Zambrano v City of New York |
2020 NY Slip Op 06171 |
Decided on October 28, 2020 |
Appellate Division, Second Department |
Published by New York State Law Reporting Bureau pursuant to Judiciary Law § 431. |
This opinion is uncorrected and subject to revision before publication in the Official Reports. |
Decided on October 28, 2020 SUPREME COURT OF THE STATE OF NEW YORK Appellate Division, Second Judicial Department
WILLIAM F. MASTRO, J.P.
LEONARD B. AUSTIN
JOHN M. LEVENTHAL
ROBERT J. MILLER, JJ.
2018-09558
(Index No. 508758/16)
v
City of New York, defendant, James P. Devereux, respondent.
Harmon, Linder & Rogowsky (Mitchell Dranow, Sea Cliff, NY, of counsel), for appellant.
Chesney, Nicholas & Brower, LLP, Syosset, NY (Scott A. Koltun and Lindsie B. Alterkun of counsel), for respondent.
DECISION & ORDER
In an action to recover damages for personal injuries, the plaintiff appeals from an order of the Supreme Court, Kings County (Reginald A. Boddie, J.), dated May 25, 2018. The order, insofar as appealed from, granted the cross motion of the defendant James P. Devereux for summary judgment dismissing the complaint insofar as asserted against him.
ORDERED that the order is affirmed insofar as appealed from, with costs.
The plaintiff commenced this action to recover damages for personal injuries against the defendant James P. Devereux (hereinafter the defendant) and another. The defendant owned the Brooklyn premises abutting the sidewalk where the plaintiff allegedly was injured when she slipped and fell on snow. The defendant cross-moved for summary judgment dismissing the complaint insofar as asserted against him. In an order dated May 25, 2018, the Supreme Court, inter alia, granted the defendant's cross motion.
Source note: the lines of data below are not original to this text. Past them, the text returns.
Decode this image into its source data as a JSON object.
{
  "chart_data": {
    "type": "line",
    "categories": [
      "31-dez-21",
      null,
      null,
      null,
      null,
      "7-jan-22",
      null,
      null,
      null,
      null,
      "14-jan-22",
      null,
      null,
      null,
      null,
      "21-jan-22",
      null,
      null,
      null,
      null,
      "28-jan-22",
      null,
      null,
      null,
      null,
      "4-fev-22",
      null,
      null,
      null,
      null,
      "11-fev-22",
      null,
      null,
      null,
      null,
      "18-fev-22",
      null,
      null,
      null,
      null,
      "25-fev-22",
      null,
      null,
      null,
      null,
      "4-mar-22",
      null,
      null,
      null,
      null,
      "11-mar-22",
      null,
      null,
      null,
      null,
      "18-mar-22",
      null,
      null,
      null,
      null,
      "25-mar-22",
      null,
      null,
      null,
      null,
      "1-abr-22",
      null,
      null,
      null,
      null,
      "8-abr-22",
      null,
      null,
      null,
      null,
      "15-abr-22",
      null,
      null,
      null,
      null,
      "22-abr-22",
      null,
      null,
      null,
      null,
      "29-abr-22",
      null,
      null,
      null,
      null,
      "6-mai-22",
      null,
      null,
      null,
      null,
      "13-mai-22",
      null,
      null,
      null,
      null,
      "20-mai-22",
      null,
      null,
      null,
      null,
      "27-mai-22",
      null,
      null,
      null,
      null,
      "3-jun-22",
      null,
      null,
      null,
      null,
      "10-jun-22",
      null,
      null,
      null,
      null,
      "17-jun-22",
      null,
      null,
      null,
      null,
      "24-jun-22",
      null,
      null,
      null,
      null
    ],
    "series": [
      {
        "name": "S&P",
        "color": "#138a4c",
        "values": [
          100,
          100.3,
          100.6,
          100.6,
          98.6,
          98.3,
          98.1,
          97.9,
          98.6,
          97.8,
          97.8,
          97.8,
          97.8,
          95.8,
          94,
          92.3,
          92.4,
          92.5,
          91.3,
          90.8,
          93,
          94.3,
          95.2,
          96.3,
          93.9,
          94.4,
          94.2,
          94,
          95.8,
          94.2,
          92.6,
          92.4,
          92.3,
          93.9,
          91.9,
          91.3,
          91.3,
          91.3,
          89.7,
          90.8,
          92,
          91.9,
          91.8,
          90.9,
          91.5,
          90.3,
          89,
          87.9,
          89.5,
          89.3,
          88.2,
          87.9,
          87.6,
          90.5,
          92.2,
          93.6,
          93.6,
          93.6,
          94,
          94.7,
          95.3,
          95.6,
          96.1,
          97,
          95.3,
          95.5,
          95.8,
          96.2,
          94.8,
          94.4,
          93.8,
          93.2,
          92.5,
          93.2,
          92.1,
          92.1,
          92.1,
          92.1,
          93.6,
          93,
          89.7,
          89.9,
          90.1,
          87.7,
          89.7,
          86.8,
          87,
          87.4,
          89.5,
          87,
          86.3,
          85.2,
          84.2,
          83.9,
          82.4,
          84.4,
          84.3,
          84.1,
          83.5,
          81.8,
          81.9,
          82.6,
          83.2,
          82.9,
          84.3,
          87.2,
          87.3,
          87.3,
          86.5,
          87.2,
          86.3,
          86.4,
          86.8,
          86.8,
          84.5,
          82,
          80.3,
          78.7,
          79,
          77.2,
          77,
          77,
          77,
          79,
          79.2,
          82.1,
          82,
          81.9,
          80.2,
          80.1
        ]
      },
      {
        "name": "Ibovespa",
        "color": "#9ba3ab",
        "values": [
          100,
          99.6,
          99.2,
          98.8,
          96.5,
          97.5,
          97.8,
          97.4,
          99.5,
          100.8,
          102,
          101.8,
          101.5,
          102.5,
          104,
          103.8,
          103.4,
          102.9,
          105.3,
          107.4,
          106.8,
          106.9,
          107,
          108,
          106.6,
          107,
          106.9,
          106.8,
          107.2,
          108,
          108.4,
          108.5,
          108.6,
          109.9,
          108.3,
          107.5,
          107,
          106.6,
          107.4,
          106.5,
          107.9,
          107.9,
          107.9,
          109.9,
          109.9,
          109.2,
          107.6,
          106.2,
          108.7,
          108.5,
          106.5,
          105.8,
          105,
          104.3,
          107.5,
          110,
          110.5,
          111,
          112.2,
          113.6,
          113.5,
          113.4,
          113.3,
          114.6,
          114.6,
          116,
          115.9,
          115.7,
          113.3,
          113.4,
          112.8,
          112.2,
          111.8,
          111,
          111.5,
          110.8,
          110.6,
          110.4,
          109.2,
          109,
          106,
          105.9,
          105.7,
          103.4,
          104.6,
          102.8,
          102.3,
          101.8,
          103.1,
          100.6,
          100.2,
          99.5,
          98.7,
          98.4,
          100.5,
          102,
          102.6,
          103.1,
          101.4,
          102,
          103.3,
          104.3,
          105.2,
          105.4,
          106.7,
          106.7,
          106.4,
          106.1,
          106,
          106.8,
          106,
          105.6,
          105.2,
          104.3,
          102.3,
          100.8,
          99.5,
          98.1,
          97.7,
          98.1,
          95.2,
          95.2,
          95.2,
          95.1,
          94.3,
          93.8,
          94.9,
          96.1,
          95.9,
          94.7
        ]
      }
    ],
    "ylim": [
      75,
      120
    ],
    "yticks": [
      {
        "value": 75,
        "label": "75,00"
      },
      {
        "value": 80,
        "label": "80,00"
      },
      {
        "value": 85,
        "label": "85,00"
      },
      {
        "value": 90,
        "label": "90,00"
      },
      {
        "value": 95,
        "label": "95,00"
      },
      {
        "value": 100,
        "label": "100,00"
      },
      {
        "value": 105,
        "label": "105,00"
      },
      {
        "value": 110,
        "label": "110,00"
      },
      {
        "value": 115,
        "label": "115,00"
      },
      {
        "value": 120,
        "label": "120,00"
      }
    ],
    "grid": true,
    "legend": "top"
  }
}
The plaintiff appeals.
"Pursuant to Administrative Code [of the City of New York] § 16-123(a), owners of abutting properties have four hours from the time the precipitation ceases, excluding the hours between 9:00 p.m. and 7:00 a.m., to clear ice and snow from the sidewalk" (Schron v Jean's Fine Wine & Spirits, Inc., 114 AD3d 659, 660). Here, the defendant had until 11:00 a.m. on the day of the incident to comply with the ordinance. Since that period had not yet expired at the time of the plaintiff's fall, the defendant demonstrated, prima facie, that he could not be liable for any failure to clear the sidewalk at the time of the incident (see id. at 660). Further, the defendant demonstrated, prima facie, that neither he, nor anyone acting on his behalf, made the condition of the sidewalk more hazardous through negligent or improper snow removal efforts (see Colletti v Bauer, 175 AD3d 1484, 1484-1485; Schron v Jean's Fine Wine & Spirits, Inc., 114 AD3d at 661; Bruzzo v County of Nassau, 50 AD3d 720, 721). The plaintiff failed to raise a triable issue of fact in opposition (see Colletti v Bauer, 175 AD3d at 1485; David v Chong Sun Lee, 106 AD3d 1044, 1045).
Accordingly, we agree with the Supreme Court's determination to grant the defendant's cross motion for summary judgment dismissing the complaint insofar as asserted against [*2]him.
MASTRO, J.P., AUSTIN, LEVENTHAL and MILLER, JJ., concur.